Enzo Conigliaro, Delegato, riprese ad occuparsi degli aspiranti di A.C., Mario Fasino tornò alla Presidenza, Giovanna Carbone riunì le ragazzette aspiranti, Lia Cerrito (o la Cusimano?) le giovani, la signorina Lina Quartana le bambine, Elena Chiaramonte i Fanciulli Cattolici. La solennità liturgica era assicurata dall'organista signorina Raitano. La Confraternita del SS.mo Sacramento era curata dal signor Bruno e dai Citarda, se non erro.

Nel frattempo avvennero cambiamenti in alto loco: Mons. Di Leo andò vescovo ad Ortona al Mare, il Cardinale Luigi Lavitrano rinunziò alla Diocesi e si ritirò a Roma. Il suo posto fu preso dal Cardinal Ruffini venuto da Roma con tutte le solennità.

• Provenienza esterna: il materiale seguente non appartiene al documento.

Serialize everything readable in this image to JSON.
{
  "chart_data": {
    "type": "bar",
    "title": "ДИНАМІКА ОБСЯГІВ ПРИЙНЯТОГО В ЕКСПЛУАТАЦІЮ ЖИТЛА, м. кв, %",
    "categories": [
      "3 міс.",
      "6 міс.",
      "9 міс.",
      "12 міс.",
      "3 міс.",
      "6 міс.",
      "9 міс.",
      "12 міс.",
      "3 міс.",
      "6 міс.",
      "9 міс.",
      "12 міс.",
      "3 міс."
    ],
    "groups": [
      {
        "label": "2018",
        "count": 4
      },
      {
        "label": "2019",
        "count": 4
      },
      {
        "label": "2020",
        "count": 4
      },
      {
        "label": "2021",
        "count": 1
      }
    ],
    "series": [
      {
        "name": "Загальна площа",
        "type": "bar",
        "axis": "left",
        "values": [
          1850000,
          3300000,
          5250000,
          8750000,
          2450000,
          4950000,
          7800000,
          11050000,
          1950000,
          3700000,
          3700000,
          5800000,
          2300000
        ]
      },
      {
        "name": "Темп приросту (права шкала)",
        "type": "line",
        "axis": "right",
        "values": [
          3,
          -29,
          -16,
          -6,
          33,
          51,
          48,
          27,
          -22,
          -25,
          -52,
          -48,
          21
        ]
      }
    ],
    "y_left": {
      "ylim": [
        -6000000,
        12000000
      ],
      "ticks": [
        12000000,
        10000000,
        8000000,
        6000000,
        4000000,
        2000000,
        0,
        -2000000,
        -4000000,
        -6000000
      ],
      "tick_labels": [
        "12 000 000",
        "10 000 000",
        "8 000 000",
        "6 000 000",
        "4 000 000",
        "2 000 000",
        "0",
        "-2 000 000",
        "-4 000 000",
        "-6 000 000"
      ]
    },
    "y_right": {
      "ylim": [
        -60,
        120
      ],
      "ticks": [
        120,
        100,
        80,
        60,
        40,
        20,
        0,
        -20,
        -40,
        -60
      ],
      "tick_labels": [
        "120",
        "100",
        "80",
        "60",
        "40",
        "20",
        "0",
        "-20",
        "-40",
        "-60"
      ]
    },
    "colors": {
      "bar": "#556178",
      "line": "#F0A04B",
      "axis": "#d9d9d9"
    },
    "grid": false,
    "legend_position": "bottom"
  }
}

Palermo cominciò a muoversi. Il Commissario Aldisio fu la risposta al separatismo con un inizio di governo regionale, se vogliamo. Qualche nave riprese ad unire Palermo con Napoli e Cagliari, il commercio col continente non fu più prerogativa del mercato nero.

Ci sarebbe da ricordare cento altre cose, ma lo spazio non lo permette. Eppure non è possibile dimenticare quelle sparatorie alla stazione radio di Boccadifalco e all'Autocentro di Malaspina. E quelle lunghe file di soldati messi lì intorno alla città per intrappolare l'inafferrabile bandito Giuliano? Son cose d'altri tempi: come quei soldati americani messi alla fabbrica del ghiaccio di Costamante, quei soldatacci che ogni tanto rincorrevano qualche sciaguratella che s'era avventurata tra loro. Quei soldatacci che si divertirono a gettar piccoli razzi la notte di Natale e facevano spaventare le donne e bambine che venivano alla messa di mezzanotte. Ma il ricorso stilato in buon americano da Padre Russo li obbligò a stare consegnati dentro la fabbrica.

Padre Ciccio Russo la gente gli voleva un gran bene perchè faceva un gran bene. Uomo austero, faceva vivere austeri anche noialtri, ma poi si vedevano i frutti anche materiali con pochissimi mezzi continuò l'opera di abbellimento della chiesa parrocchiale. Padre Russo uomo austero ed anche ottima guida spirituale.

Come siamo strani a volte! Vediamo bene le cose quando siamo lontani, e restiamo caparbiamente presbiti quando vi siamo in mezzo!

Caro Padre Russo, accetta questo modesto riconoscimento!